Cosa colpisce di più l’opinione pubblica mondiale: il racconto di un sopravvissuto e la sua vita quotidiana nell’inferno di un lager… o esperimenti genetici su cavie umane?

Sicuramente questa ed altre domande simili se le è fatte Will Berthold, bavarese fatto prigioniero in guerra e che appena liberato si è dato al giornalismo facendo l’editore di una nuova testata appena fondata: il “Süddeutsche Zeitung”, destinato a luminoso futuro.
Inviato stampa dal Processo di Norimberga, alla carriera da giornalista segue quella da romanziere e in quel periodo (esattamente come in ogni altro periodo) scrivere di nazismo fa vendere copie. Soprattutto se si afferma di romanzare fatti veri, le cui prove continuano ad uscire a getto continuo anno dopo anno.
Nel 1958 scrive un Tatsachenroman, cioè un romanzo basato su fatti reali, che gli regalerà grande fama: Lebensborn e.V. La Baldini & Castoldi se lo accaparra e così Berthold arriva in Italia nel 1962 con Amanti senza amore, che racconta la vita all’interno del progetto di creazione della razza ariana.

Il cinema si è interessato al romanziere sin dal 1956, prima portando i suoi libri su grande schermo poi chiamandolo a fare da sceneggiatore, ed è proprio in questa doppia veste che nel 1961 si occupa di Lebensborn per la regia di Werner Klingler, che nell’aprile di quell’anno esce in Italia con il titolo Divisione Lebensborn e un divieto ai minori di 16 anni: la censura è stata così violenta… da pretendere il taglio delle parole “bordello” e “culo”, «perché contrarie alla pubblica decenza»…
L’argomento del saggio e del libro è la denuncia delle politiche eugenetiche naziste, ma ciò che traspare è un’idea del tutto diversa: sesso e nazismo… mi sa che è appena nato un genere narrativo.
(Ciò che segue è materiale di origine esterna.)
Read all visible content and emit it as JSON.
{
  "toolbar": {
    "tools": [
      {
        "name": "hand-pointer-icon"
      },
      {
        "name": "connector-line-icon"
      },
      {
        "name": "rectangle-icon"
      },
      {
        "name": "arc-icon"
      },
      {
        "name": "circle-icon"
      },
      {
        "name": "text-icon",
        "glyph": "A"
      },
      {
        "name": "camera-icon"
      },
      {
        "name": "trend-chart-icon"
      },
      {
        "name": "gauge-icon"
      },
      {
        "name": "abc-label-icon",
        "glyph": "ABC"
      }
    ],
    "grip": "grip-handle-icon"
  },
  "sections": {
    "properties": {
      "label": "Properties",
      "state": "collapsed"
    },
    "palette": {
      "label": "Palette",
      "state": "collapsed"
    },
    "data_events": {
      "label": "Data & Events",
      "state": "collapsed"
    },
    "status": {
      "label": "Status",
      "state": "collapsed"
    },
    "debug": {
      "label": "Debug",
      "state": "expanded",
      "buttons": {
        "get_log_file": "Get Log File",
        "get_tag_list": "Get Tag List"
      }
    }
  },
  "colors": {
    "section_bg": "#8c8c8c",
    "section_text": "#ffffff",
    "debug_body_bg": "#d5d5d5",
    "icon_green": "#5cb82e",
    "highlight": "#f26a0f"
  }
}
In seguito qualcuno prova a raccogliere le idee del film e a portarle alle estreme conseguenze: è il caso di Camp 7: lager femminile (Love Camp 7, 1969; in Italia dal 1976) e Fraulein in uniforme (Eine Armee Gretchen, 1973; in Italia dal 1974), due esempi di come la ricostruzione storica possa “deviare” nell’intrattenimento di genere, anche se di segno opposto.
Il secondo titolo è sì tedesco ma “nell’anima” è una commediola all’italiana ante litteram, con uno stile narrativo più simile a roba tipo Kakkientruppen (1977) che con i crimini nazisti. Racconta di donne più o meno volontarie che si gettano anima e corpo nella missione di sollazzare i soldati nazisti: un minestrone di situazioni teoricamente pruriginose e di amplessi giusto accennati. Totalmente diverso è il caso del primo film.
Camp 7: lager femminile è davvero il primo vagito del genere che sta per conquistare gli anni Settanta, spacciato ovviamente per storia vera e addirittura girato nei veri luoghi (fandonia impossibile da credere, visto le poverissime location da studio in cui si svolge la storia). Due donne americane si infiltrano nelle SS e scoprono il trattamento riservato alle “patriote”: nudità, violenza e perversione (non troppo esplicita) faranno il resto.
Qualcosa si agita sotto pelle… e anni prima di poter vedere il film, gli italiani già l’hanno capito!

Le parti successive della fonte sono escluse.